I appreciate the response, but isn't this a different reason than eliminating EMI caused by the conductors? Or maybe I missed your point. This sounds like the reasoning similar to shaft grounding rings which is preventing stray currents through your bearings.

 

[synchro]

You connect the shield at both ends when you _want_ current to flow on the shield. For example, if you have 'common mode' current flowing on the contained wires, and you want to protect other things from those currents, then you connect the shield at both ends so that 'balance' current returns on the shield.

The specific example of a motor on a VFD is something that I am dealing with right now. The VFD 'switches' the output terminals between the + and - DC rails at a couple of kHz. The motor windings 'see' the voltage difference between the terminals, this is the desired voltage that runs the motor. But at the same time the entire motor winding is jumping around at say 700V peak to peak and 4 kHz relative to the grounded motor frame. This can inject amps of current into grounded metal via capacitive coupling. You want this 'common mode' current to return along the same path as the VFD drive cables back to the VFD.

-Jon

Agree. And if you don't connect the shield at the motor end of the cable, then the common-mode current will find another path forming a much larger "loop antenna" that will efficiently radiate the interference.

I've been thinking about this. Can you explain why it makes sense to connect at both ends for keeping noise in, but not for keeping noise out?

I'm definitely not saying you're wrong. It's just not obvious to me. It seems like the best shielding should be the best shielding; regardless of which direction the EM waves would otherwise go (in or out).

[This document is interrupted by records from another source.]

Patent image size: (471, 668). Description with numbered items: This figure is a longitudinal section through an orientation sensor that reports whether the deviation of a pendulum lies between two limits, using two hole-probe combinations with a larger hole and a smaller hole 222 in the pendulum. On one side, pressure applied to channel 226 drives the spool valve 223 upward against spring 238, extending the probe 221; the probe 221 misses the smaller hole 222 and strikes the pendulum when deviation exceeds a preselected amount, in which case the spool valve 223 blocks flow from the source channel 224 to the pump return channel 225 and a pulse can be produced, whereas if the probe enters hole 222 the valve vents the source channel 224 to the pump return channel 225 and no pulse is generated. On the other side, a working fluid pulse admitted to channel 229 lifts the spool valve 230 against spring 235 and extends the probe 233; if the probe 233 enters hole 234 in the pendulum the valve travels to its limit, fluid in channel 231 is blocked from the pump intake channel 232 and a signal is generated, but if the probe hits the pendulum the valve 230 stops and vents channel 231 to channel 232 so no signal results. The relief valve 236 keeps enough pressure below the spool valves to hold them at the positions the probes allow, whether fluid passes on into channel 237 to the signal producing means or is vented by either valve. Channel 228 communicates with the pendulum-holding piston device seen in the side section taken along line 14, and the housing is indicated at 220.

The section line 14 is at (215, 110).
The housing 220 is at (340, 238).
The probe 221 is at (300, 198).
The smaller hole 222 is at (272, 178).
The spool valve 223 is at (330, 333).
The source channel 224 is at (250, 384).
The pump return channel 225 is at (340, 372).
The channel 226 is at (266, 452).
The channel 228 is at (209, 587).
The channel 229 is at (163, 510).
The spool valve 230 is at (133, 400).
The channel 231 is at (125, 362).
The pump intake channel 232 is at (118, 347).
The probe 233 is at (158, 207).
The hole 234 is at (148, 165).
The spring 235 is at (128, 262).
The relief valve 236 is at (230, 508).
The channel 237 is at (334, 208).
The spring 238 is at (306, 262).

Yes, reciprocity applies and so the amount of coupling will be the same in either direction (transmitting or receiving interference). But a STP control cable (with balanced signal pair currents) and a VFD cable (with substantial unbalanced high frequency currents) will require different shield connections to minimize interference. A twisted pair with differential signalling already has high rejection to coupled magnetic fields. To attenuate electric field coupling the shield on a STP only needs to be grounded on one side. If the frequency of interference is high enough that the cable is longer than 1/20th of a wavelength then it may become advantageous to ground the STP at both ends (because stray capacitance of the shield is completing a ground loop through the shield anyway).